As Miner said in the Android Developers video, Google has noticed the huge number of Android tablets in the hands of consumers and doesn’t plan to forget them. He claims that tablet purchases are almost starting to rival laptop purchases in 2020, a fact that comes true upon examination. Sales information collected by IDC.

Miner expects tablet sales to outpace laptop sales “in the not too distant future.”

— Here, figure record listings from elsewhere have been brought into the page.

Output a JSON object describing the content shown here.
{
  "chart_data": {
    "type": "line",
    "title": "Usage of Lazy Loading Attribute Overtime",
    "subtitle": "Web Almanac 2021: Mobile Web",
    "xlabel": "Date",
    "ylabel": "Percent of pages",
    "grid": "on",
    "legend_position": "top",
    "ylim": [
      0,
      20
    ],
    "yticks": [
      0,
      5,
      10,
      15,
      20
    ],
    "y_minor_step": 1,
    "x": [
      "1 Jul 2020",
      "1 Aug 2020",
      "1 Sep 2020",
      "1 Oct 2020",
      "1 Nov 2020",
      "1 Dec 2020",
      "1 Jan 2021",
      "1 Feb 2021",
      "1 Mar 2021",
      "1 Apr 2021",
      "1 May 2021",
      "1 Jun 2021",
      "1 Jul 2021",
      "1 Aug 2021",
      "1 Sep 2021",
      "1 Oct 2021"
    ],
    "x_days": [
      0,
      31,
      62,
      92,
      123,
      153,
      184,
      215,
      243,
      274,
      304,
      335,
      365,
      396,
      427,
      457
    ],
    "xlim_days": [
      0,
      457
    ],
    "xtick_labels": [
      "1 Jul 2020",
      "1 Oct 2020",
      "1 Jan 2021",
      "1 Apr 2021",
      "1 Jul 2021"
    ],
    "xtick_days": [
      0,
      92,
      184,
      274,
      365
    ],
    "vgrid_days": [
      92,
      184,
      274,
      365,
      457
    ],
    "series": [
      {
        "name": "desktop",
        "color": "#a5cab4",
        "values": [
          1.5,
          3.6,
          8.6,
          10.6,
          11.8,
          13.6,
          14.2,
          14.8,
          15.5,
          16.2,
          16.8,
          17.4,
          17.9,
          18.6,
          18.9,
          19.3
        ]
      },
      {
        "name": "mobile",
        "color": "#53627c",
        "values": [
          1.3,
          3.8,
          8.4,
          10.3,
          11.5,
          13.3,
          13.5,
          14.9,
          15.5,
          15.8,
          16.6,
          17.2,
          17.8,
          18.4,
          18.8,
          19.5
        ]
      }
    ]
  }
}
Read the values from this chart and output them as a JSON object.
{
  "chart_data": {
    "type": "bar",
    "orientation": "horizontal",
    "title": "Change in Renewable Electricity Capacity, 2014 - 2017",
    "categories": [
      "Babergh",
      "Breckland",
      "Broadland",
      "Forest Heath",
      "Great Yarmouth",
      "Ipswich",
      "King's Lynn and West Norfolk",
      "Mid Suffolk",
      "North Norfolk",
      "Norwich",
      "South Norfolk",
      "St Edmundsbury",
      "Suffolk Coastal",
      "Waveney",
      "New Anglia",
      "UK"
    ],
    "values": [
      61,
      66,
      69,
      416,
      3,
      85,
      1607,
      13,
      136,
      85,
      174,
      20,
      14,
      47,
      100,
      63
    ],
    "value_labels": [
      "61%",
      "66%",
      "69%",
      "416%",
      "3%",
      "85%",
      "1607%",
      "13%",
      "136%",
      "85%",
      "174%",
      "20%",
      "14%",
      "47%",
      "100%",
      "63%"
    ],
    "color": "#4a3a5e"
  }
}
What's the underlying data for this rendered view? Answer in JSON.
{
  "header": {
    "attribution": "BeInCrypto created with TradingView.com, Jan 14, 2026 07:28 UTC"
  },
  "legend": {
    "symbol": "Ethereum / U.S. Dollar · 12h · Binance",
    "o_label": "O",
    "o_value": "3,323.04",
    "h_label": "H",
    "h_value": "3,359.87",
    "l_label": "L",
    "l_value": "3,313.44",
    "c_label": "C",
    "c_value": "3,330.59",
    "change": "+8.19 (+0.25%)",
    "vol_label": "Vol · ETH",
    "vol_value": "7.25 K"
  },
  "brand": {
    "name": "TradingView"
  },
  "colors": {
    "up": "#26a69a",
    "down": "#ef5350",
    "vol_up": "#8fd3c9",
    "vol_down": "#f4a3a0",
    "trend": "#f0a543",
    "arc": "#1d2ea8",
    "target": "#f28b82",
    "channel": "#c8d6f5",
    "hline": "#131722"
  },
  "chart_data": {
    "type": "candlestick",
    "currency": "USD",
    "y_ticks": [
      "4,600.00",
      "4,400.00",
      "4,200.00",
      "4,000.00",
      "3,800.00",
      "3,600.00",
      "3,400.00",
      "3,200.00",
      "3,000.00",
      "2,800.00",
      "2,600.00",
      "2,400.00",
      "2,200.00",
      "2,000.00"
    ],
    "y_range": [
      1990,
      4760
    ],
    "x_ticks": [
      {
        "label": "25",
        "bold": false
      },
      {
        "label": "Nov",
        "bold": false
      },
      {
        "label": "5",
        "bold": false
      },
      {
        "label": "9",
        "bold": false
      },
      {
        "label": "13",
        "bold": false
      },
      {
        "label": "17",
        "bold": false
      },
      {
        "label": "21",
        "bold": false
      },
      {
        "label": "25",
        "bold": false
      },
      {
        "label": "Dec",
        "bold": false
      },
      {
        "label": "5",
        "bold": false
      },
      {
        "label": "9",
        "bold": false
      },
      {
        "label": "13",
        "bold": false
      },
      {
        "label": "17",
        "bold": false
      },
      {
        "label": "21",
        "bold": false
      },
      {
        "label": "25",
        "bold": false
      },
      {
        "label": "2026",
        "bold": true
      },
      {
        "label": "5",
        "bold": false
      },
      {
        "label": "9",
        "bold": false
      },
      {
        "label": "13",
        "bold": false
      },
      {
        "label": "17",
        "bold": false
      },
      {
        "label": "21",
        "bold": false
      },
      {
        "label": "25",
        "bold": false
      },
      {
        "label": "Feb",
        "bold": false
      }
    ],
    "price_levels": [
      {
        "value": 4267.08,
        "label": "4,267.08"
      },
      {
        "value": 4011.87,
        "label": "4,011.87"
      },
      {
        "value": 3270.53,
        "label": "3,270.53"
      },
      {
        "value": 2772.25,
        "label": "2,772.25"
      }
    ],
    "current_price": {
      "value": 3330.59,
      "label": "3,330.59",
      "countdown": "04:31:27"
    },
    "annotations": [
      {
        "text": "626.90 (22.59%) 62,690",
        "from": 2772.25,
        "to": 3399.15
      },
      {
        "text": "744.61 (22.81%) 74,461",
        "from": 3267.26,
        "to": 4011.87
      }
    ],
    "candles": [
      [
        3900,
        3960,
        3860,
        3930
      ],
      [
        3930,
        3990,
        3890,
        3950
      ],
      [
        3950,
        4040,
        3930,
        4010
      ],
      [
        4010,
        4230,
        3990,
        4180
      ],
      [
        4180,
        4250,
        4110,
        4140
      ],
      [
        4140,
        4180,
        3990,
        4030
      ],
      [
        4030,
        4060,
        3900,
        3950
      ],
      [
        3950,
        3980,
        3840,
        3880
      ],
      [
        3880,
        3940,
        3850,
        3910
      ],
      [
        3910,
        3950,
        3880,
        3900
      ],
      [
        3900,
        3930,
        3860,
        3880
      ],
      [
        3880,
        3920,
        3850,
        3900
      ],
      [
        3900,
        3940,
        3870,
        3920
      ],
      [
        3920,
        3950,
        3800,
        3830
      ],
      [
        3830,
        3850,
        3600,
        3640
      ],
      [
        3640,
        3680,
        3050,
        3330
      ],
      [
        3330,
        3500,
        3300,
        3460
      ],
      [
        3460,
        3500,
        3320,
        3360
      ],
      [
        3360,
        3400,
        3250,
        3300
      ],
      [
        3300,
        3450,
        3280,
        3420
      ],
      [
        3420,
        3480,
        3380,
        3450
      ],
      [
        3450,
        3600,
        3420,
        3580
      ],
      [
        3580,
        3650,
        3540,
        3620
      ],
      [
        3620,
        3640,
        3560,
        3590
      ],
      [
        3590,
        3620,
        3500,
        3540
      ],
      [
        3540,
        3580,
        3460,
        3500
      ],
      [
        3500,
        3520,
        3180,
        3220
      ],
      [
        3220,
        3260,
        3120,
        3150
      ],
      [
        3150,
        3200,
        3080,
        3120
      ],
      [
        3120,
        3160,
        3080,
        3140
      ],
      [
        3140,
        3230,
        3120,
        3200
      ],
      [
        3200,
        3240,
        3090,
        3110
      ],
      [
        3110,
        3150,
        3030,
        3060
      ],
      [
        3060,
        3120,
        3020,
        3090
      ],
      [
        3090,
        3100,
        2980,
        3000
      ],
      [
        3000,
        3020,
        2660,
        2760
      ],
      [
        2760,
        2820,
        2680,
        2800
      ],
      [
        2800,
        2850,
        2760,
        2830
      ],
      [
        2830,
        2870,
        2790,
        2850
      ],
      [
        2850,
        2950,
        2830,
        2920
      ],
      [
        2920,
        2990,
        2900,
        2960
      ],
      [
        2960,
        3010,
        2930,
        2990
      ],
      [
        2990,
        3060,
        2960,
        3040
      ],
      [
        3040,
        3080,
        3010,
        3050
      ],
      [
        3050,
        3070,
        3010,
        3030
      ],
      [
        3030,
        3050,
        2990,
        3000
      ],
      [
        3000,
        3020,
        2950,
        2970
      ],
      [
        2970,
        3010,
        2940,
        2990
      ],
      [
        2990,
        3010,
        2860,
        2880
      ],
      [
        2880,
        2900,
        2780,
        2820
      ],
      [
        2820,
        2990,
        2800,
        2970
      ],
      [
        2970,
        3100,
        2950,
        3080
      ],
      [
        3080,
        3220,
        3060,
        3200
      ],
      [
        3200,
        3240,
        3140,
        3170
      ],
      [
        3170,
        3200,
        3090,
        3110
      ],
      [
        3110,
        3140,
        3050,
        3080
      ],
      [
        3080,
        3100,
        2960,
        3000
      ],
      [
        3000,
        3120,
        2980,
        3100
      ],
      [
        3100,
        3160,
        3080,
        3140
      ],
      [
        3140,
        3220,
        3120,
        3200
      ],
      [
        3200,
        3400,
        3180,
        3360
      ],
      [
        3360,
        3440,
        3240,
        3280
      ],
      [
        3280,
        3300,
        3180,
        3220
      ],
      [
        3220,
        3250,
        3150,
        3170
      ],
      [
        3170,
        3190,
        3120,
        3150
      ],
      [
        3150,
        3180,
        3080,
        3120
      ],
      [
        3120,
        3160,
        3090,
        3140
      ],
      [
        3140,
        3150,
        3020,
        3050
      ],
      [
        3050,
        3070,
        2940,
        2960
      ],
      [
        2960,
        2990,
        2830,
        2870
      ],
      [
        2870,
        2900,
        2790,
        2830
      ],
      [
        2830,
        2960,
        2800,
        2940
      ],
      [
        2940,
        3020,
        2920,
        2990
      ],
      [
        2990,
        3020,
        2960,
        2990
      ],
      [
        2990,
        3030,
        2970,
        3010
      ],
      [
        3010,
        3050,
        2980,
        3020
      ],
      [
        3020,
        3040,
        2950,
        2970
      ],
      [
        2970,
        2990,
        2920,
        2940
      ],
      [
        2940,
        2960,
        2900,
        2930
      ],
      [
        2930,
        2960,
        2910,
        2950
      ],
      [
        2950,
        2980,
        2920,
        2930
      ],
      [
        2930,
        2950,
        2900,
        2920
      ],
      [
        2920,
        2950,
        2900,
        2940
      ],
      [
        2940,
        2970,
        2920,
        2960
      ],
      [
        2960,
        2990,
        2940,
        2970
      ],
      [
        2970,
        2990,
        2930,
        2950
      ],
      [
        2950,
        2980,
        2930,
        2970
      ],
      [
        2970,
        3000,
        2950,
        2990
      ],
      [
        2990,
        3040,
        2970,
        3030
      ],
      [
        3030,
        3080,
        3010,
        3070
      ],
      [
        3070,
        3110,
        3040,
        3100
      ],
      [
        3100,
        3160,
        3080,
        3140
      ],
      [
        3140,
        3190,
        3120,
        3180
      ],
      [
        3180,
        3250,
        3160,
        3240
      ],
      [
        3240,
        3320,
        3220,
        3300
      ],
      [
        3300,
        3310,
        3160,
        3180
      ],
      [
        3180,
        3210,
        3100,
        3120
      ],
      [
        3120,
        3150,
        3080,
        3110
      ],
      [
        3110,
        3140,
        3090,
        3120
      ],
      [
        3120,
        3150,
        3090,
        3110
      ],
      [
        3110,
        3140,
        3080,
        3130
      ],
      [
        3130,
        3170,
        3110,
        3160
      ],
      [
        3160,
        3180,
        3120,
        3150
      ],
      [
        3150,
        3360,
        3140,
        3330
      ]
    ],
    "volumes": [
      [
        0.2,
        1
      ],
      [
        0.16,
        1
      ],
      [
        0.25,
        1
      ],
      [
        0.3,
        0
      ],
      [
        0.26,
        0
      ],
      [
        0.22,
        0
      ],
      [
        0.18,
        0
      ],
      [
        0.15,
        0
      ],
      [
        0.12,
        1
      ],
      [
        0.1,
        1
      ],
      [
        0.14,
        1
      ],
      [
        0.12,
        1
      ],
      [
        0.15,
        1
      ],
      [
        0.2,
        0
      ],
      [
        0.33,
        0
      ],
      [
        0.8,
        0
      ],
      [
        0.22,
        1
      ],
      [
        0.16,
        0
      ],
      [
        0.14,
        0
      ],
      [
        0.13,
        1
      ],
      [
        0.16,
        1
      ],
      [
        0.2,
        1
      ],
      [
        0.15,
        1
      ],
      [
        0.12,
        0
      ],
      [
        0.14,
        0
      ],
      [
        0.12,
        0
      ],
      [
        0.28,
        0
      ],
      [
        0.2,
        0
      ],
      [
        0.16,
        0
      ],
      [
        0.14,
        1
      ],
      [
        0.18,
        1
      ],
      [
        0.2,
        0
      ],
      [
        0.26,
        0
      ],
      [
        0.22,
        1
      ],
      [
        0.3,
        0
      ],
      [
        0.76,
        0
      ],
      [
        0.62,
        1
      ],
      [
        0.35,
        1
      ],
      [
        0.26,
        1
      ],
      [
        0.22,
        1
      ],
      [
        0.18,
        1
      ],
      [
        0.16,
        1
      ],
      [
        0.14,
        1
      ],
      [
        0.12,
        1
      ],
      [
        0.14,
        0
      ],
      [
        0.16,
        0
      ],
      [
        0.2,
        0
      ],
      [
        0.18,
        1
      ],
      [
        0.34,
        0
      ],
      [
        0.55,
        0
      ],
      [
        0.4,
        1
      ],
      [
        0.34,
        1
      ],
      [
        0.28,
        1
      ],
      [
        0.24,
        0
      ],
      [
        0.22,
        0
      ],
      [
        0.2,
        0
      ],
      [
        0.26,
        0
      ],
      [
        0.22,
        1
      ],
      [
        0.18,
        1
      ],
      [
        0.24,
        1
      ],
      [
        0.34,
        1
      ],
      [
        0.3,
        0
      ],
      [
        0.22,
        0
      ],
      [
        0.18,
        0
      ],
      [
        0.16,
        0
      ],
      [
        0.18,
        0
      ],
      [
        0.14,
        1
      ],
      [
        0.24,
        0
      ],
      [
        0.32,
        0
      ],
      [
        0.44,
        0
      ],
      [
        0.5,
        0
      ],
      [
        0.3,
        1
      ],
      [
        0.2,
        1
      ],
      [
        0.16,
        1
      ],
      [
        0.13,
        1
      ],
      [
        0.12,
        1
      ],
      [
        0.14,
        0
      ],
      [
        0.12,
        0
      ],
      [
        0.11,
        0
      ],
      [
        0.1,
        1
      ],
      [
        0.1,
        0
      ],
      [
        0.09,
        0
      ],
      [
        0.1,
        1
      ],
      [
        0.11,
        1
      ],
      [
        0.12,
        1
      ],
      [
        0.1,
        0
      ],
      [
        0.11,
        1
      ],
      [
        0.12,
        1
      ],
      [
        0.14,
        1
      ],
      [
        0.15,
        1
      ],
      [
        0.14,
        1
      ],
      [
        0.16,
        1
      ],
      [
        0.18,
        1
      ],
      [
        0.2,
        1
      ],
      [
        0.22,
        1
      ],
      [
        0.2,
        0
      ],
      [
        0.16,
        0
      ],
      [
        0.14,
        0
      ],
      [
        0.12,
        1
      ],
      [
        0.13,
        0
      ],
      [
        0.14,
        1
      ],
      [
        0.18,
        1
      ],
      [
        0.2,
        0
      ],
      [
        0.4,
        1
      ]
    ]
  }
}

With tablets continuing to be a competitive piece of hardware in regards to laptops, Miner expects tablet sales to outpace laptop sales “in the not too distant future.” Depending on what Google classifies as a tablet, that time may come sooner than many consumers realize.

foldable back

The Samsung Galaxy Z Flip 3 sits on a table in front of several Z Fold devices.
Andy Boxall / Digital Trends

While Apple smartphones have generally maintained a similar design since their introduction, Android has been playing around with its phones in recent years. The ‘frameless all-screen’ design is still at the forefront of Android products, with devices like the Samsung Galaxy S22 Being a premium smartphone. Foldable technology is also starting to make its way to the fore again.

There was a time in the mid-2000s when foldable phones (oysters, etc.) were the industry standard, but when glass-paneled smartphones like the iPhone started to dominate the market, foldable technology was abandoned. However, in recent years, foldable phones have started to make a comebackWith devices like the Galaxy Z Fold 3 and Galaxy Z Flip 3 showing the industry the value foldable screens can provide.

Google sees foldable devices as a way to bridge the gap between phones and tablets in the same way it has bridged the gap between tablets and laptops in the past five years or so. As foldable phones become more and more popular, so will the tablet user base. Since all foldable devices are Android devices, the user base will turn exclusively to Google for its software.

It’s no wonder why Google is starting to realize the importance of tablets from now on as its user base will likely continue to expand exponentially in areas where iPads don’t reach. Android 12L was designed with tablets in mind to meet the needs of Google’s growing user base, but that’s not where the company plans to stop.

Tablet first mindset

Miner specifically mentions that Google is urging app developers to start designing software with a “tablet first” focus rather than a “mobile first” mindset. He compares the transformation of the design philosophy with the transformation that occurred when smartphones began to rise in popularity. App developers simply couldn’t port their software directly to mobile without major redesigns, so a shift was made to bring mobile design to the fore in the development process. This kind of change is what Google is pushing its app developers to do for tablets.

As Android tablets continue to grow, Google wants its apps to take advantage of the real estate available on larger screens. The company is also working on reminding developers to think about the inherent differences that come with tablets. Users may use additional hardware such as pens or attachable keyboards, so these types of things will be considered further as developers switch to “tablet first” designs.

There’s nothing Google has in store for the future of Android tablets, but it looks like the company isn’t planning on pulling back like it did in 2010. Apple certainly doesn’t hurt to find a user base in the tablet space, but as Android devices continue to grow in cracks in iPad coverage Over the next several years, it will be curious to see if the company becomes more competitive in those spaces as well. One thing is for sure: Google is interested in investing in its future, and that sounds like Android tablets.